Microsoft published its June 2026 Power Platform feature update this week, and the theme is hard to miss. The platform is no longer just adding maker features. It is building the governance and learning infrastructure that AI agents at enterprise scale actually require. Here is what matters from this round, with a focus on the items that change how you administer and govern a tenant.
Advanced connector policies are now generally available
The headline for governance teams is that advanced connector policies (ACP) have reached general availability. This is the shift from governing which connectors are allowed to governing which actions and which MCP servers inside those connectors AI tools are permitted to use. If your tenant grew from a few dozen environments to several thousand on the back of Copilot and agent projects, blanket connector blocks are too blunt an instrument. ACP gives you action level and MCP level control, which is the granularity the agent era demands.
If you have been following the blog, you know ACP went GA on June 4. Seeing it carried into the monthly roundup confirms Microsoft is positioning it as a core governance primitive, not a niche feature.

Inventory now shows connectors and connector operations
This is the update I would push to the top of your reading list. In public preview since June 2, Power Platform inventory now captures the connectors and connector operations used by every canvas app, model-driven app, cloud flow, agent flow, Microsoft 365 agent flow, and agent built in either Copilot Studio or Microsoft 365 Copilot Agent Builder. For flows it also records the trigger connector and trigger operation. For agents it captures richer metadata about how each connector is used as a tool or as a knowledge source.
The practical value here is enormous. Inventory used to tell you what existed in your tenant. Now it tells you what each resource talks to. That means you can pinpoint every resource affected by a connector deprecation, a security issue, or a licensing tier change in seconds. You can see which connectors dominate adoption across the tenant. And critically, you can ground your ACP decisions in real usage data before you tighten or block anything, so you know exactly which apps, flows, and agents you are about to impact.
A new connectors column appears across the inventory grids in the Power Platform admin center, including the unified manage and inventory page and the resource specific views under Copilot Studio, Power Apps, and Power Automate. The same data is queryable through the Power Platform for Admins V2 connector, the Power Platform inventory API, and Azure Resource Graph, which turns tenant wide connector analysis into a single query rather than a manual project. No opt in is required. The data flows into inventory automatically.

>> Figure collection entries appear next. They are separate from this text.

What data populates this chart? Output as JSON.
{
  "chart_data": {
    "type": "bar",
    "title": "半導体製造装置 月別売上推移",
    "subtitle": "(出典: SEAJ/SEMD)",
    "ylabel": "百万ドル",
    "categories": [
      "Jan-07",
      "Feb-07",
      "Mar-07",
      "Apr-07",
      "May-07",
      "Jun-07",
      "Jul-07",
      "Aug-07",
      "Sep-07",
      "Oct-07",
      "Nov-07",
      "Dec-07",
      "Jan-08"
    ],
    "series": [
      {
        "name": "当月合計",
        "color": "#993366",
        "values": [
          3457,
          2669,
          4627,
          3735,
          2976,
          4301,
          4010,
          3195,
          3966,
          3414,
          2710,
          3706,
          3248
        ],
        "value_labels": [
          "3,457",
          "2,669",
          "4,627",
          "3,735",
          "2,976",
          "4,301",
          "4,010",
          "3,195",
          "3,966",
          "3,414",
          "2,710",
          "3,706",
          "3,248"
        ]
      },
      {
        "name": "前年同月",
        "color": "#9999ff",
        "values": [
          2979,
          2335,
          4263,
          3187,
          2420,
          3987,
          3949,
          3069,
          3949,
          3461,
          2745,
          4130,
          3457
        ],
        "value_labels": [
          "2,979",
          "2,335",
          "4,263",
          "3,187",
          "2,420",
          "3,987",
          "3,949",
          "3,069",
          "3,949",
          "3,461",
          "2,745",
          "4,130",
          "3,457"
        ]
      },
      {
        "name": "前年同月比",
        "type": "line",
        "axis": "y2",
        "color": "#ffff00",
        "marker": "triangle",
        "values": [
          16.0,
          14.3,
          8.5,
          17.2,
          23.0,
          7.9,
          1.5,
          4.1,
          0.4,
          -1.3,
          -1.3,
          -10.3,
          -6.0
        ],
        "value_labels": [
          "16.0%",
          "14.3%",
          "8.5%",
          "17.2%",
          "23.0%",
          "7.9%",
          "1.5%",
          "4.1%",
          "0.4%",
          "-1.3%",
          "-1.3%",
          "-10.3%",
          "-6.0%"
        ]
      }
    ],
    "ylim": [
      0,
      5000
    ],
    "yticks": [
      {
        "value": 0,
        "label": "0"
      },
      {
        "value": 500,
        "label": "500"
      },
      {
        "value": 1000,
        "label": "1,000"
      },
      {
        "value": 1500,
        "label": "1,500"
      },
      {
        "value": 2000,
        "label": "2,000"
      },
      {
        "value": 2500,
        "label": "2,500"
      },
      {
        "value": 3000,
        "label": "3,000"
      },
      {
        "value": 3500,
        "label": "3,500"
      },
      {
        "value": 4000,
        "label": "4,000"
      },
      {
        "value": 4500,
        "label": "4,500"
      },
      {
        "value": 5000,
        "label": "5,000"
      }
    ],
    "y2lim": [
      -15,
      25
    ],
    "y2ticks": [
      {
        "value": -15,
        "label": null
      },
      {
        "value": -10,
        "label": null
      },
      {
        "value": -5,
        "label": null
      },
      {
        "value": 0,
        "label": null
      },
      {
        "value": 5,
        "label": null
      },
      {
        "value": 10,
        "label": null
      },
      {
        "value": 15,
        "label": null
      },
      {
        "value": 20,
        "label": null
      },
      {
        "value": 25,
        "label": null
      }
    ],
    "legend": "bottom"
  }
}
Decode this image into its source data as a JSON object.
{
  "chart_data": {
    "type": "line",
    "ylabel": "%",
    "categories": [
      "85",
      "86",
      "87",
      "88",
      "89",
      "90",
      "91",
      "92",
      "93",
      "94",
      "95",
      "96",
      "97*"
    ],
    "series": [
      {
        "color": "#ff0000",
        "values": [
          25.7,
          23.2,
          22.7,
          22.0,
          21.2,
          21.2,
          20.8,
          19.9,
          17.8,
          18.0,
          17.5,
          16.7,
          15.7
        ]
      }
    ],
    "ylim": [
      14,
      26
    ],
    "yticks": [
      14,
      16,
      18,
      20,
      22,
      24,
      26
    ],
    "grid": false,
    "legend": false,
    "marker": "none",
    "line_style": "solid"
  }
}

Power Apps MCP server gets closed-loop learning
For anyone running agents at scale, this one is worth understanding. Microsoft introduced closed-loop learning for agents connected to the Power Apps MCP server, starting with the data entry tool. Every correction a user makes through the agent feed now persists as structured memory. On future runs the agent retrieves that memory and applies it, and over time those corrections consolidate into organization wide patterns.
The part that stands out is that the feedback loop runs automatically in production. There are no data pipelines to build and nothing to configure. This addresses a real ceiling enterprises hit, where teaching an agent how the organization actually works meant either feeding in documents and custom instructions endlessly or standing up a data science team to manage the training and evaluation cycle. From a governance angle, this also means agent behavior will drift based on user corrections, so it is worth tracking how that consolidated memory is reviewed and audited over time.

Power Automate desktop: version comparison and a run Power App action
Two solid additions for the RPA crowd. First, Power Automate for desktop now includes side by side version comparison as part of built-in version control. You can compare two versions of a desktop flow across subflows, actions, variables, UI elements, and images, and search within the comparison view to find specific changes. Versions are stored in Dataverse and retained for up to 12 months, which gives you a properly governed change history for desktop automations rather than the informal versioning many teams rely on today.

Second, in public preview, a new run Power App action lets a desktop flow open a Power App directly and establish a native communication channel between the two. You can pass inputs from the flow into the app, capture outputs back, and trigger callable subflows from app events. This is available in Power Automate for desktop version 2.68 or later, and it opens up attended automation scenarios like guided forms and app based front ends without the UI based workarounds people have been forced into.

Release planner code app
The Power CAT team shipped a sample release planner code app built with Power Apps code apps, React, and custom connectors. It lets you search, filter, and track upcoming features across Power Platform, Dynamics 365, and Microsoft Copilot by product, release wave, cloud availability, and status, with card, calendar, and timeline views. Beyond its day to day usefulness for staying ahead of the roadmap, it is a good reference for how to build enterprise grade experiences with code apps while integrating external APIs.
The takeaway
If there is a through line in this update, it is that Microsoft is building the connective tissue for governing AI at scale. ACP gives you the controls, inventory connector visibility gives you the data to use those controls intelligently, and closed-loop learning shows where agent behavior is headed. Admins who pair the new inventory connector data with ACP will be in a far stronger position than those still governing at the connector level alone. That is the work worth prioritizing this month.